I forget where I left off with my music and romantic interests. I may have already listed both her and this song (in a blog of ~6 posts I could go back and read, but that would feel rather defeatist at this point). I meet her maybe 3 years ago in a different life. (A poetical way of saying that I was working for the same organization, but in a different capacity.) She was a GA, an indentured servant, for the university. She was given a group to shepherd and would bring me a task to do that was mildly tedious and I would give her a hard time for doing it (but if she were to ever asked me to something even more laborious I would perform it diligently and without question... "as you wish").

A little over a year ago I began to advance my education and was thrilled to discover that she was in the class and we would be going through the program together.
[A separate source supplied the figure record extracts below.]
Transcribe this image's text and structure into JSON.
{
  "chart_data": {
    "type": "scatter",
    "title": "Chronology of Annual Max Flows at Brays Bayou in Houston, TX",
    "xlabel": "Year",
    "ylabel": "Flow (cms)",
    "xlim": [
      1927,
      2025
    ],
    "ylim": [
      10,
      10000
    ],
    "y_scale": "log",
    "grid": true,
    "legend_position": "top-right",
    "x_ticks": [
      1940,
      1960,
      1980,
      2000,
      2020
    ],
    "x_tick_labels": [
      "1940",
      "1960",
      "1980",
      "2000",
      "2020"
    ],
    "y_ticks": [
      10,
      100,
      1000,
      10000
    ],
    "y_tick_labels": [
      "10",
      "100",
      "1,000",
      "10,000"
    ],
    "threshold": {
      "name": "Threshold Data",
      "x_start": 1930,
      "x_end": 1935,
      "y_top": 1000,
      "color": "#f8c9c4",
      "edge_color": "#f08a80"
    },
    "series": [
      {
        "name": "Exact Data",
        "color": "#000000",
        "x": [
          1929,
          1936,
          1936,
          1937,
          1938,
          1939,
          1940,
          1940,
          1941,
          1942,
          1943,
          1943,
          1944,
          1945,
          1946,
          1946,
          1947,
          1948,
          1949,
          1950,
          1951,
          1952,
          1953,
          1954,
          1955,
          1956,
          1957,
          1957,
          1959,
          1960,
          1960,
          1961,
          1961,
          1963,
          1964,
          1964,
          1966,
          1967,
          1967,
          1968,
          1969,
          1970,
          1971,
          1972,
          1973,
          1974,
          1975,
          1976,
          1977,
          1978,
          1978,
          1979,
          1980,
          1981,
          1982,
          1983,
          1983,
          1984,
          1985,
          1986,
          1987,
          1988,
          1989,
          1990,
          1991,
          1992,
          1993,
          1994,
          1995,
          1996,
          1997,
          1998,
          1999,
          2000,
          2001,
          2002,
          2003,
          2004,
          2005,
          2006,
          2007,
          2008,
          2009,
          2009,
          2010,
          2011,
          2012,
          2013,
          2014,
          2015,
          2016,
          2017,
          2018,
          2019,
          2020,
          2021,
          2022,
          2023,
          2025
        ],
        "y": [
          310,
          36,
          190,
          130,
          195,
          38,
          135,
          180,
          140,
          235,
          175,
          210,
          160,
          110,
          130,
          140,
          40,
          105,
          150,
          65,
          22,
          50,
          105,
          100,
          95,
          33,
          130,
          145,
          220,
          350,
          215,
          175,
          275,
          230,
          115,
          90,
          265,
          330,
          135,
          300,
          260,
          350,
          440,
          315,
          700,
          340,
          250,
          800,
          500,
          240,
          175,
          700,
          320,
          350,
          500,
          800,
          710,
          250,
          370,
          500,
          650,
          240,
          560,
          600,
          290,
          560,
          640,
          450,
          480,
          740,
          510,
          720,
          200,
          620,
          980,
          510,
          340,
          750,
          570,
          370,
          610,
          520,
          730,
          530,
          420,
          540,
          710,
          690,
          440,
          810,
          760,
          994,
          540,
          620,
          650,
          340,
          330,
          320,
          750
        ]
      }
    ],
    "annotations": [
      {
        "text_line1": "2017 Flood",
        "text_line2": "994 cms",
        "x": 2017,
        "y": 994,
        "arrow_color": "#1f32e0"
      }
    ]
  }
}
I saw this as a wonderful opportunity to learn about her, who she was, and be in her presence. I sat wonderfully content knowing that we would have 2 years together to cultivate a relationship.

Oblivious to the realization that this class, for her, was redundant as she had already achieved one degree of mastery and another was but icing on the proverbial cake. The time came where she was going to find herself no longer here. Her own romantic interests, passions, and life decided that her season here had ended. A missed opportunity.
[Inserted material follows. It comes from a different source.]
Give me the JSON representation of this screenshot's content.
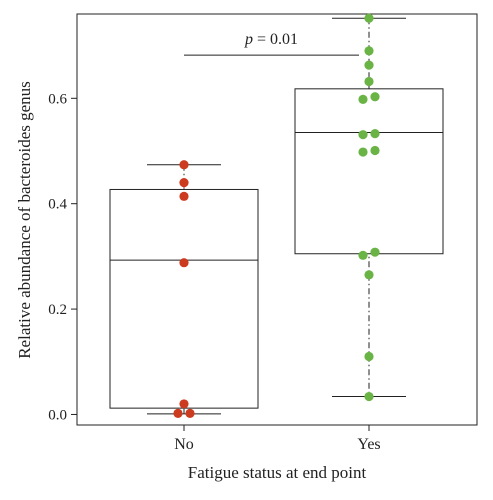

I have liked Jason Mraz for a good deal of time now, but I never really knew what songs he sung or truly pursued him as an artist. Through some weird convergence of events I purchased his "Live & Acoustic" album. I enjoyed the album very much and, as I am wont to do, narrowed in on one song that stood out from the others.

I guess my core genre is adult contemporary, but I have found the sub-genre of folk and/or acoustic/live sets. One of the last songs on the CD is called "Zero Percent." The album is live. There may be an accompanying band, but here they seem to fall off. The song ranges from a quick tempo to slow audience participation and even some minor cultural influences. He breaks into an "our house" course from a popular '80's song. It ends with a little reggae. It is a unique, yet intoxicating blend of styles mixed together into a wonderful song.

I can't help but think of this song and this woman together. This is her song. It was August, the windows were down, the wonderful northern breeze was blowing and I would drive, blaring this song out, and think of her and what could've, might've been one day.

A missed opportunity, one of many in this short life.